Le questioni che dovrebbero interessare la politica sono, o almeno dovrebbero essere, di ben altro livello. Tratteggiare gli scenari di sviluppo e inclusione sociale di una Roma moderna e tecnologicamente all’avanguardia, dove si coniugano i doveri di una capitale dello Stato al cosmopolitismo, al dialogo interculturale, alla promozione dei giovani, all’accoglienza, all’interazione con l’autorità religiosa del Papato, al confronto tra le grandi fedi.

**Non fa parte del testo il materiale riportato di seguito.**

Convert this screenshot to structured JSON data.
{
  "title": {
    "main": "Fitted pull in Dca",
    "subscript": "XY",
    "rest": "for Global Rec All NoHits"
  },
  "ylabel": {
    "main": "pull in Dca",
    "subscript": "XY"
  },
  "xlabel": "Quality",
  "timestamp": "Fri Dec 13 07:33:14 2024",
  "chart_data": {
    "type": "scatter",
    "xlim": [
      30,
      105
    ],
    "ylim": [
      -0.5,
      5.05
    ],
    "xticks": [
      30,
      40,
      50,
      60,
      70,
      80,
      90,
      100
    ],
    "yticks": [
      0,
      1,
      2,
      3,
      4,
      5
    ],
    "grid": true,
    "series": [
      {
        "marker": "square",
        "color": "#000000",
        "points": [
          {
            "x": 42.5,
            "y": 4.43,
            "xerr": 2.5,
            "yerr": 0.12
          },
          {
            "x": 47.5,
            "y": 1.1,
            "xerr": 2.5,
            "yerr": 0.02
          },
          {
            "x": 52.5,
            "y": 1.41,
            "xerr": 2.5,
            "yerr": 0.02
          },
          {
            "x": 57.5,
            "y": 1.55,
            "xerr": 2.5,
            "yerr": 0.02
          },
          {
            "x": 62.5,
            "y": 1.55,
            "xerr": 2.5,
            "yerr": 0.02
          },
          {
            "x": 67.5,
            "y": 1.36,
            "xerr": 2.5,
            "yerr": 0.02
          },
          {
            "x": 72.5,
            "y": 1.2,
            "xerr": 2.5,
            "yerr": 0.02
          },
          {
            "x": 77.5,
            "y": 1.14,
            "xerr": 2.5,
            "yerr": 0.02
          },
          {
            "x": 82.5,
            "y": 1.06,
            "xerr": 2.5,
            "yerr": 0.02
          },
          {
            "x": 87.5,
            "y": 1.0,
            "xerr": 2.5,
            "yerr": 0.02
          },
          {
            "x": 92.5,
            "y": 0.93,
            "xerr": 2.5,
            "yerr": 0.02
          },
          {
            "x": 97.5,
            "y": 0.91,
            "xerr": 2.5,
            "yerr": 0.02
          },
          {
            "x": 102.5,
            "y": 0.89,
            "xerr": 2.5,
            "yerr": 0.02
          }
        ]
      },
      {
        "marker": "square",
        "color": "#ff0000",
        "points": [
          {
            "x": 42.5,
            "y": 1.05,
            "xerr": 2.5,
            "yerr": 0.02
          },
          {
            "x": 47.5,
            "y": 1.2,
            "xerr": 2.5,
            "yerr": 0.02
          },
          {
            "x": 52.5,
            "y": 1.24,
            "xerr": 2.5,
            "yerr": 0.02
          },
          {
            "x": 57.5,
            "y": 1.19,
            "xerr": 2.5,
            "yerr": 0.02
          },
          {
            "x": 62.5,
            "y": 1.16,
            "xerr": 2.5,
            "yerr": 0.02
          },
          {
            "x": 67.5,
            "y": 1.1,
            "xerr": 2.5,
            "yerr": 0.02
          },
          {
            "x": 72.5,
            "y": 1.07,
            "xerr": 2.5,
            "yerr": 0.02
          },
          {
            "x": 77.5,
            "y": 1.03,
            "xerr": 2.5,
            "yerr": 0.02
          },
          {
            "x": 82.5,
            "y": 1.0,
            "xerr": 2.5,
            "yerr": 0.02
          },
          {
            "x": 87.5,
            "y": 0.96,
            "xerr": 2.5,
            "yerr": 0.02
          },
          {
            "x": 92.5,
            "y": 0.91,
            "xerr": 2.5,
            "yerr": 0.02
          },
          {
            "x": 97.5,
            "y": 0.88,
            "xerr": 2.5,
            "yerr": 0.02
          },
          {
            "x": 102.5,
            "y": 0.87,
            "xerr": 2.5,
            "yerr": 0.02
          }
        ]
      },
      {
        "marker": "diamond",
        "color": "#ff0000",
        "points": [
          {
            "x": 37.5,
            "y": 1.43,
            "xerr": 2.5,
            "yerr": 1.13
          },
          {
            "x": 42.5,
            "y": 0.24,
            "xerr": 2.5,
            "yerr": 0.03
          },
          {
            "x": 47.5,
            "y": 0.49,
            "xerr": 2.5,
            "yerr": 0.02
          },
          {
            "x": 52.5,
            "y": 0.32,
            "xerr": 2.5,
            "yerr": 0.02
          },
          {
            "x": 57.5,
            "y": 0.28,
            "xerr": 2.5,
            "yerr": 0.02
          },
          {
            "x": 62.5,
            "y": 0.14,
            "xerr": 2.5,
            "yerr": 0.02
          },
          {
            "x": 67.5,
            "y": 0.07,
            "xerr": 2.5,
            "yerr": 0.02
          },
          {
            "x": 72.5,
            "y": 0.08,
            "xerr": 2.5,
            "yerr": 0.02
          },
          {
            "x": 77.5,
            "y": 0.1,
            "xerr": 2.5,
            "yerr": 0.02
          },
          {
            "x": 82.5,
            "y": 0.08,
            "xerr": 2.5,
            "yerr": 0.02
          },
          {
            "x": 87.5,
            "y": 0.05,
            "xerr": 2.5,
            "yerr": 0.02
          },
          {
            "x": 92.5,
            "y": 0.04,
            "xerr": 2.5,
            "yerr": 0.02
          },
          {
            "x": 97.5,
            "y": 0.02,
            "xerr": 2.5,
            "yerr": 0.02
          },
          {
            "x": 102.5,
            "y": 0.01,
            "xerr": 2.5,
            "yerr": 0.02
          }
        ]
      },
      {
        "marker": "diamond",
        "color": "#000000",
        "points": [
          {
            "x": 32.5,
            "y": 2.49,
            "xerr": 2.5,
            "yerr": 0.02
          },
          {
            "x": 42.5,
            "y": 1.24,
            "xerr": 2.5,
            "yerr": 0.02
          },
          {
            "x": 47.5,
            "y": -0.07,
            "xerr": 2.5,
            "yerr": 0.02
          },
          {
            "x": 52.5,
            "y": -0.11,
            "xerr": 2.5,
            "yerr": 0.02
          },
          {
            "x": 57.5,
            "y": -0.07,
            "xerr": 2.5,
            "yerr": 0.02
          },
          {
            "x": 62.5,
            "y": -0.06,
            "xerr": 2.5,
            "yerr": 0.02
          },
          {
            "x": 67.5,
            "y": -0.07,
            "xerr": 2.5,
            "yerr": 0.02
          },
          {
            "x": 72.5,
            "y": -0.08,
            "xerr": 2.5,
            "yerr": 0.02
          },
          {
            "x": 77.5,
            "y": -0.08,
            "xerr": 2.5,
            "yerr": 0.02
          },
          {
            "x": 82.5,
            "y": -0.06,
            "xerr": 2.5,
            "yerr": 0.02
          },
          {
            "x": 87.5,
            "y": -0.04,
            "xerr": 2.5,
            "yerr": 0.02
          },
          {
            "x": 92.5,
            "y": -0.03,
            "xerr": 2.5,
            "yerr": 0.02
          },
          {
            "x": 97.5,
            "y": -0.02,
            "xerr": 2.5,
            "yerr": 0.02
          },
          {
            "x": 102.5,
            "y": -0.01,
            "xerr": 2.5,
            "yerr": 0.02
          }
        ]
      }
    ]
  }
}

Questa appare oggi una chimera più che un’altra storia. Registriamo un lungo elenco di candidate e candidati a sindaco di Roma, una sorta di balcanizzazione della politica, lo sbriciolamento di ogni identità per rifluire nelle tante troppe anime di tribù metropolitane incapaci di comprendere come il mondo corra su tutt’altri piani che quelli delle stornellate trasteverine. Il silenzio imbarazzato di tutti i candidati su grandi e piccoli temi è l’unica costante in un tramestio provinciale della politica, in grado di allontanarla ancor più dai cittadini dai loro bisogni e aspettative. Il folklore può ancora essere utile e interessante, la politica è cosa diversa, assai complessa e impegnativa. Non ci si misura sulle buche nelle strade o gli autobus e le metro scadenti, a queste cose deve provvedere una amministrazione sana ed efficiente.
La chiave per interpretare il futuro in una logica di solidarietà e di assetti sociali equi e condivisi questo pretendiamo dai politici che si ergeranno sul Campidoglio.
Li attendiamo al varco pazienti, tra un sonetto del Belli e una strofa di Trilussa.